At the J.P. Morgan Healthcare Conference in January, Ms. Lynch said the open enrollment period in late 2022 was "highly competitive" and resulted in disappointing individual MA growth at Aetna, the company's insurance arm.
Aetna's national PPO MA plan also received a 3.5-star rating from CMS in 2023, losing out on eligibility for bonus payments.
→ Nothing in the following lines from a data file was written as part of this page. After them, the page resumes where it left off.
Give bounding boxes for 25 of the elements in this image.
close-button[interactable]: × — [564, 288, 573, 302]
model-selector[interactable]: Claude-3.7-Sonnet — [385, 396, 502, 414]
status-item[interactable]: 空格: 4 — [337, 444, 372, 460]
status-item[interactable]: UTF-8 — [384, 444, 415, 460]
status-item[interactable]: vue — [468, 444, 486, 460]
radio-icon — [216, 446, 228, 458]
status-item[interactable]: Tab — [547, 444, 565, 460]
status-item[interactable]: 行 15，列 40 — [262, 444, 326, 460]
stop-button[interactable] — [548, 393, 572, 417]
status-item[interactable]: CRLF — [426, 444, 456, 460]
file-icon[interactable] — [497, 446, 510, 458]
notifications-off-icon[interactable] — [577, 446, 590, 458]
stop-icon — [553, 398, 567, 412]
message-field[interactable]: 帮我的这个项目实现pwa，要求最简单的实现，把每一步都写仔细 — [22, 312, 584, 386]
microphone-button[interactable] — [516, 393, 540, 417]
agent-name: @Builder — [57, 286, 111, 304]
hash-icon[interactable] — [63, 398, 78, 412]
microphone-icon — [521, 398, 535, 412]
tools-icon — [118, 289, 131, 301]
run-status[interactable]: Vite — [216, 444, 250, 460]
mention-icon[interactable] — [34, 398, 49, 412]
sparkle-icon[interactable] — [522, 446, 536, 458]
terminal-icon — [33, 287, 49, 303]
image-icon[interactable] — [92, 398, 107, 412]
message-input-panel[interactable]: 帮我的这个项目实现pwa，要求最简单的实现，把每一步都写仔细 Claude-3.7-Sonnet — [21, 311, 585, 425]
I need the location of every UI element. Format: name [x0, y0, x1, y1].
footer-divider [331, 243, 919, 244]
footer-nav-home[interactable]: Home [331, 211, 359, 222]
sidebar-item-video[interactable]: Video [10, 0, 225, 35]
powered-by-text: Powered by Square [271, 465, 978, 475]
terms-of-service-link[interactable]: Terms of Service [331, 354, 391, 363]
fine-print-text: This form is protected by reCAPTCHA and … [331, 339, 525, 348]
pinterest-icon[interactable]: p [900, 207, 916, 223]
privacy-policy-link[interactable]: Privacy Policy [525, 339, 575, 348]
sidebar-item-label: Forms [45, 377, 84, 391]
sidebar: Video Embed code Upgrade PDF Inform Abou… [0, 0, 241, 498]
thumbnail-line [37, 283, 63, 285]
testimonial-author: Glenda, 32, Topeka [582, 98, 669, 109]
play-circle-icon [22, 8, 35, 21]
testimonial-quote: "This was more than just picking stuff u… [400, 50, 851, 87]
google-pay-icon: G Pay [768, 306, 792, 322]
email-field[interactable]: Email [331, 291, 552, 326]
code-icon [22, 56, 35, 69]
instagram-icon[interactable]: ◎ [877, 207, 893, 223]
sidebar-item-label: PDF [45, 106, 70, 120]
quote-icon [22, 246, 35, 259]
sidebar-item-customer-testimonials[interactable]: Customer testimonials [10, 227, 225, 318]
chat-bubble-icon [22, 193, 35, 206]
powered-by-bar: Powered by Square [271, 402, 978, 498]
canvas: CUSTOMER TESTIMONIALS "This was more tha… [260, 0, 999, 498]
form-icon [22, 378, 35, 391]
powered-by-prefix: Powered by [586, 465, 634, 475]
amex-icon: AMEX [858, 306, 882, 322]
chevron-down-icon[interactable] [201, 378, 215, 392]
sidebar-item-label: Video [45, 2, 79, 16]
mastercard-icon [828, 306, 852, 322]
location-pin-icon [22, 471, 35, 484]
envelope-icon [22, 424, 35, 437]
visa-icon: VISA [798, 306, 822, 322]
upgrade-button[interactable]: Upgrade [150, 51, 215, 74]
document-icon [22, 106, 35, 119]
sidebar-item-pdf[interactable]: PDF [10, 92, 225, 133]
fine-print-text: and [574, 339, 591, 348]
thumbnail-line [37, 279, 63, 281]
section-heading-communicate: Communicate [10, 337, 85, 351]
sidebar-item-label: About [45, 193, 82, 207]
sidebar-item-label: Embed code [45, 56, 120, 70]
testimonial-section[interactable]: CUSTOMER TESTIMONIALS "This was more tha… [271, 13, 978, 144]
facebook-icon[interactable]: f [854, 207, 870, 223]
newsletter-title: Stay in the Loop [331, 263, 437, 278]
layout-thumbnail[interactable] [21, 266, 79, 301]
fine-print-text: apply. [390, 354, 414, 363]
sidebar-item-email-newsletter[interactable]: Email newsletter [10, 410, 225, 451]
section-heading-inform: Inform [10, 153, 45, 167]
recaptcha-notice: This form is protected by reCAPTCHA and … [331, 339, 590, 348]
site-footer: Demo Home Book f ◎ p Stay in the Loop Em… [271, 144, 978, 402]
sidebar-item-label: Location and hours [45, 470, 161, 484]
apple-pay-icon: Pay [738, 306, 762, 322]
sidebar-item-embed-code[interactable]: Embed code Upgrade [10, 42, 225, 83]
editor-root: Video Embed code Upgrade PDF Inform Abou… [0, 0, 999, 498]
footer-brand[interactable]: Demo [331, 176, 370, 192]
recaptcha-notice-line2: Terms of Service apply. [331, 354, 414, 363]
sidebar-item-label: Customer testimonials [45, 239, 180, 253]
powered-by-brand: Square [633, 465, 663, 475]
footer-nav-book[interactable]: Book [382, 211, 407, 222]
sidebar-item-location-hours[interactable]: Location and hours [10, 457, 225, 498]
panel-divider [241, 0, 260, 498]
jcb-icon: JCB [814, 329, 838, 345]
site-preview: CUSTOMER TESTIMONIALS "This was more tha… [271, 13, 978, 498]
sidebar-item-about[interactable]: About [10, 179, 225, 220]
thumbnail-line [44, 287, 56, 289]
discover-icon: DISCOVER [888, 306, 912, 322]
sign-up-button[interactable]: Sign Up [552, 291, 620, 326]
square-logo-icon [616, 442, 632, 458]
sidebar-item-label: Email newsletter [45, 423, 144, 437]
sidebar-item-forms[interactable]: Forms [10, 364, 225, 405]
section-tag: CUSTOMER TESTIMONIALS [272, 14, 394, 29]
During the May 3 call, Ms. Lynch said CVS now expects MA membership to grow 12 percent by the end of this year — as of March 31, the company had 3.4 million MA members, 1.3 million supplement members and 6.1 million Part D plans.
In September, Aetna will begin administering MA benefits to more than 200,000 New York City retirees and eligible dependents, one of the largest contracts in Aetna's history, according to Ms. Lynch.
She said the company's return to individual MA market growth in 2024 will also be supplemented by two additional Marquee Group MA contracts serving 45,000 retirees and eligible dependents.
Ms. Lynch also said CVS' recent acquisitions of Dallas-based Signify Health and Chicago-based Oak Street Health will help the company improve Star ratings and navigate risk adjustments changes from CMS.
"Aetna, Signify Health, and Oak Street are the right combination of assets to successfully manage through these changes," she said. "We will also introduce a Star's enablement offering that will provide meaningful benefits for all payers.
"I'm encouraged by what we're seeing on the internal metrics relative to our Stars performance."